He was the only customer at Denny’s when he first got there, at about five, but by the time he’d finished his meal the place had acquired a dozen or so other patrons, and the sky was pale blue above the motel and the railroad tracks.
His long night was beginning to wear on him; he was ready to go to bed, though he’d only been up for about ten hours. His body wanted rest, wanted to get back on something resembling a normal schedule, rather than the weird reversal of day and night he had just lived through.
He’d been on a normal schedule until Tuesday night, when the air conditioner had been broken.
He’d slept from 3:30 until 11:20 Wednesday morning, maybe napped briefly Wednesday night, and then slept from sometime Thursday morning – he really didn’t know just when – until about 7:00 p.m. on Thursday evening. That was, effectively, two nights’ sleep in three days. Here it was Friday morning, and that was catching up with him.

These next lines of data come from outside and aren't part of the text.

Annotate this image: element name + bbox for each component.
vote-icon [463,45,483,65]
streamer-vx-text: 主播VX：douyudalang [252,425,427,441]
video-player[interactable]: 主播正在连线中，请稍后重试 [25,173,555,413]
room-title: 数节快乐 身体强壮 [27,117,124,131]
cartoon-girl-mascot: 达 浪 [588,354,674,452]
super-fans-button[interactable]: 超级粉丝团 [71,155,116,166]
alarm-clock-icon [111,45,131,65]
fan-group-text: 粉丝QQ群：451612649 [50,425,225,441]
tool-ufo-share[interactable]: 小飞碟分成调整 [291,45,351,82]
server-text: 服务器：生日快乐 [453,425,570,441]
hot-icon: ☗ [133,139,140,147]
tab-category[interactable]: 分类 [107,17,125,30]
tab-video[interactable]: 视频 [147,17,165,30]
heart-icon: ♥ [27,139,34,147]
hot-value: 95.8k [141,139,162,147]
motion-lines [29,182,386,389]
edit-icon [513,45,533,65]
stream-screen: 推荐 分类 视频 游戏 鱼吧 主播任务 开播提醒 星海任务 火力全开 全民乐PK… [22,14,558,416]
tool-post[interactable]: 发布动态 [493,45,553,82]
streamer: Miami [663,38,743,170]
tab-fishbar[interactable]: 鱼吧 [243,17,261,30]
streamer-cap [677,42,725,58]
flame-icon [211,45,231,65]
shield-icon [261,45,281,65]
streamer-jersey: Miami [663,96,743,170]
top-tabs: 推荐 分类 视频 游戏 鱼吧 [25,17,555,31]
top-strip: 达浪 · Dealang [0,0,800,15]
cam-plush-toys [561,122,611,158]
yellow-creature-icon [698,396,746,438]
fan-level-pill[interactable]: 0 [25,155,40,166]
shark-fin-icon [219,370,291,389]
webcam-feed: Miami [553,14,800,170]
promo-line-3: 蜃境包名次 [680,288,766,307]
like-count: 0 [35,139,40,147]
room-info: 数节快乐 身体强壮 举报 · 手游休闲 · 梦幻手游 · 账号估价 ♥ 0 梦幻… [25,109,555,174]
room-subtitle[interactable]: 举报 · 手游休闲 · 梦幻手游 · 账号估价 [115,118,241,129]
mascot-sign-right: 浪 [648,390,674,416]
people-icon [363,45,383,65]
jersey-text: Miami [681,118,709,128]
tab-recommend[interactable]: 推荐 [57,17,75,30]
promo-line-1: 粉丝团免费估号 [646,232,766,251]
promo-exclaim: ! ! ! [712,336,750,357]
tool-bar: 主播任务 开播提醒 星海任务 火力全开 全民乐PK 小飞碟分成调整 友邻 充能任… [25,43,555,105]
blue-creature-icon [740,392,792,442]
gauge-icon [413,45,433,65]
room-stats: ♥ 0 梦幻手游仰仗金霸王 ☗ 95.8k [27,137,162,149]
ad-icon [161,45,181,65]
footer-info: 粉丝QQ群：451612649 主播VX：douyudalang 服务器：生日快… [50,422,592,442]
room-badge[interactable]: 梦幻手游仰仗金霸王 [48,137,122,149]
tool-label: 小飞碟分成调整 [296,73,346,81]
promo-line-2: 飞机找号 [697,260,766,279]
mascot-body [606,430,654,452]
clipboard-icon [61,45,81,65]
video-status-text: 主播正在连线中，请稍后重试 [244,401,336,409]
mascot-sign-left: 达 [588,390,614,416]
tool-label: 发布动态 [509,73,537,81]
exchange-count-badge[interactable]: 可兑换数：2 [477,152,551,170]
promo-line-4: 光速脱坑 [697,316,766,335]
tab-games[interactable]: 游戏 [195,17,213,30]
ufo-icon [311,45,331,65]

He wasn’t a college kid any more, able to pull an all-nighter for a term paper or a poker game without suffering for it.
The constant nervousness, the strain he was under, hadn’t helped a bit.
If he went to bed, he guessed he would sleep for eight hours again, which would mean getting up around mid-afternoon.
If he stayed up – and he wasn’t so worn that his ability to stay awake was seriously in doubt – he could probably hold out until early evening, go to bed, and get up for a somewhat early Saturday morning. If he could manage that, he’d probably be back to normal by Monday, ready to go to work.
Of course, that would mean sleeping at night, in the dark, and something in the back of his mind didn’t like that idea at all. What if his earlier guess about the monsters had been right? What if they could only… could only do whatever it was they did at night, and only when the victim was sleeping?
They knew where his motel room was, and he couldn’t retreat to George’s couch.
He left the rest of his coffee untouched, and substituted another glass of orange juice. When that was gone, he went back to his room, where he dropped into bed, still clothed, and fell quickly asleep.